Need for vaccination:

  • A community’s need for vaccination is two-fold. All those who must rebuild essential activities, i.e. economic, educational, trade, transport, sociocultural and religious, must be protected.
  • A more ambitious aim is to break the novel coronavirus transmission and eradicate the disease altogether.
  • India has notable representation in decision-making bodies of the World Health Organization.
  • Hence, India is uniquely positioned to play a crucial role in advocating global eradication of COVID-19.

Near perfect plan for vaccination:

  • A vaccine-delivery platform is needed to fulfil all such needs.
  • A practical method is vaccination camps, supervised by a medical officer, staffed by health management and local government, and having the list of people who need vaccination.
  • Information should be updated regularly, deleting those who got infected recently.
  • Enumeration and registration of eligible persons can be started.
  • Vaccination by appointments will ensure that vaccination is without overcrowding and with minimum waiting time.
  • Post-injection, vaccinated subjects should wait for half-an-hour in case of immediate side effects; emergency drugs to tackle side effects should be readily available.

Careful on Vaccine side effects:

  • Vaccine trials document the absence of serious side effects.
  • Minor and inconsequential reactions are self-limiting fever, pain and swelling at the injection site.
  • As it would be a new vaccine, all side effects must be documented for first and second doses; medical events during the month following each dose must be captured through phone calls, and analysed to check full safety of the vaccine.
  • Phase 3 trial is usually in healthy volunteers, hence efficacy and safety profile in others will not be available when a vaccine is rolled out.
  • However, senior citizens and those with co-morbidities must be vaccinated by/on priority.
  • Some countries require that a proportion of volunteers should be the elderly and the vulnerable.
  • In India, careful documentation of all side effects in all individuals, senior citizens, those with co-morbidities and children must supplement trial data on vaccine safety.
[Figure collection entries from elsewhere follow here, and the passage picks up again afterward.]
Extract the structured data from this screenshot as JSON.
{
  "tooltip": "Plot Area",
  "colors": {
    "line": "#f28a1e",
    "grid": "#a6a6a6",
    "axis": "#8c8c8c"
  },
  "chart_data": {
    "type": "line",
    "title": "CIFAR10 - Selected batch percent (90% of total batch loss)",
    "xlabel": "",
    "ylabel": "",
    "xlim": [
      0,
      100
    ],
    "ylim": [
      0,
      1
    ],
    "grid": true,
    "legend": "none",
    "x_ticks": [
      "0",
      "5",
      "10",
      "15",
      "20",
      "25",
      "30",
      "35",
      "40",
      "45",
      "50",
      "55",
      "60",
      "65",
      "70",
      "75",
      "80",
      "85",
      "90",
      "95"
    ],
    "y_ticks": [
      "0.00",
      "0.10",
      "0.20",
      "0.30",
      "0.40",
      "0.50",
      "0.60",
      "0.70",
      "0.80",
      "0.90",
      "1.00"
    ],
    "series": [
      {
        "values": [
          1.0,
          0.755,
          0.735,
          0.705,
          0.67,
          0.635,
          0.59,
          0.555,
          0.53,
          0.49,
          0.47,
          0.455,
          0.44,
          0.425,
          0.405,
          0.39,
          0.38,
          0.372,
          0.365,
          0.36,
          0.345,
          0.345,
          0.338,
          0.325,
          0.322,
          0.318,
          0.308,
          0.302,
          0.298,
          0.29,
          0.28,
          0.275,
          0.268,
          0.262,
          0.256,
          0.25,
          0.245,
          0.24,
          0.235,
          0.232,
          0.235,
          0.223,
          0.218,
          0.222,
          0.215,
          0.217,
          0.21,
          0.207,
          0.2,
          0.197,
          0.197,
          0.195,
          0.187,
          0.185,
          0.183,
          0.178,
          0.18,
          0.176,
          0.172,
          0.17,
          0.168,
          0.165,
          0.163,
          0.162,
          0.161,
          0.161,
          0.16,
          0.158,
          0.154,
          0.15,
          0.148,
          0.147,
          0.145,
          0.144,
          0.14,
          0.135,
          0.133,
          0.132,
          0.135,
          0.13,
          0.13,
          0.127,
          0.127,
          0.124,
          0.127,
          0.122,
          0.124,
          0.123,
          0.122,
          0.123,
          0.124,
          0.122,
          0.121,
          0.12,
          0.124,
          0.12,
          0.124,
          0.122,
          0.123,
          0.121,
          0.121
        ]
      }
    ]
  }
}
This ‘post-marketing surveillance’ must be built into the vaccine roll-out.
  • The vaccine regulatory agency should take a call on the special question of vaccine safety during pregnancy.
  • One vaccine is an inactivated virus and the second is a live virus but non-infectious.
  • Both may be assumed to be safe; yet safety in pregnancy must be ascertained in bridge studies that must be conducted as soon as possible.

Source:”The Hindu”.


While supply side of the COVID vaccine seems to be steady there is a need to focus on delivery side of the vaccine with adequate measures in place. Elaborate.